Alih-alih terus menerus menghasilkan peluang berkualitas, Everton malah menghasilkan sejumlah kecil peluang besar. Biasanya, jika dia melewatkan satu, hanya masalah waktu sebelum yang berikutnya tiba.


Calvert-Lewin mencetak gol dalam derby Merseyside musim lalu – malam ketika pertahanan Liverpool gagal menahannya (Michael Regan/Getty Images)

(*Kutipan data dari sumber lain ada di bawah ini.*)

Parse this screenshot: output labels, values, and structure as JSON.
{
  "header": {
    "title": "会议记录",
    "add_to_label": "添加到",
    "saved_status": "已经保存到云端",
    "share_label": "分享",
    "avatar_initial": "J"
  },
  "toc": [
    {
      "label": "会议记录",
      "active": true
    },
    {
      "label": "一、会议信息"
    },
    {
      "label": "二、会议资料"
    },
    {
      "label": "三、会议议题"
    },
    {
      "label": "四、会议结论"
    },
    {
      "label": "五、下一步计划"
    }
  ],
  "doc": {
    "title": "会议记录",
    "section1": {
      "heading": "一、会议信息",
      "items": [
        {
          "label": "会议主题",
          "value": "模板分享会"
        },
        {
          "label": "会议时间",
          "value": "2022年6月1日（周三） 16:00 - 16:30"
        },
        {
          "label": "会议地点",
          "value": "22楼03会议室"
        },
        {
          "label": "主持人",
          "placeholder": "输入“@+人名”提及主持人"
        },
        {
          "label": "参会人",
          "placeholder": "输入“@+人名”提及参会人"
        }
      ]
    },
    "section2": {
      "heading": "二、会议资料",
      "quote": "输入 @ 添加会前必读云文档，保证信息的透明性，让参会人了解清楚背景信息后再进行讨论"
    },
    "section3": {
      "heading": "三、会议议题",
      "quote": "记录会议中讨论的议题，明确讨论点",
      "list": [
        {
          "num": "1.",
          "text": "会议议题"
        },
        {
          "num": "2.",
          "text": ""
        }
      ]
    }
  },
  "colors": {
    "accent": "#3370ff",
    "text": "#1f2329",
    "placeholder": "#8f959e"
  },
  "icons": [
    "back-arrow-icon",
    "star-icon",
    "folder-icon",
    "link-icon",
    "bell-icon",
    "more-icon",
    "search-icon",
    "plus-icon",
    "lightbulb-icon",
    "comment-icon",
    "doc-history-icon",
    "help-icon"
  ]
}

Meski begitu, Calvert-Lewin tetap menjadi bagian berharga dari pengaturan Dyche. Dia memiliki keyakinan penuh pada manajernya dan jelas tetap bermain penuh melawan Ipswich saat mereka berusaha mempertahankan keunggulan dua gol mereka. Beto, opsi cadangan, tidak melihat waktu permainan apa pun.

Di sana, manajer Everton mungkin telah belajar dari kemunduran awal musim ini ketika timnya memimpin pertandingan tetapi tidak bisa menyelesaikannya dengan Beto di lapangan. Dia tampaknya menyadari bahwa Calvert-Lewin masih lebih cocok dengan sistemnya dan menawarkan lebih banyak kontrol untuk melihat permainan di lini depan.

Peran striker tunggal dalam permainan modern sangat ketat, terutama dalam sistem Dyche. Ada banyak persyaratan untuk poin. Hanya yang terbaik, seperti Belanda, yang bisa melakukan semuanya, dan para pemain itu biasanya membuahkan hasil.

Ada hari-hari, seperti kemenangan derby Merseyside di bulan April, ketika semuanya cocok untuk Calvert-Lewin dan dia termasuk dalam kelompok elit tersebut; yang lain, seperti Ipswich pada hari Sabtu, ketika mereka tidak terlalu menekan di depan gawang.

Bahkan dengan peluang-peluang yang terlewatkan, dia masih menjadi pilihan terbaik Dyche musim ini.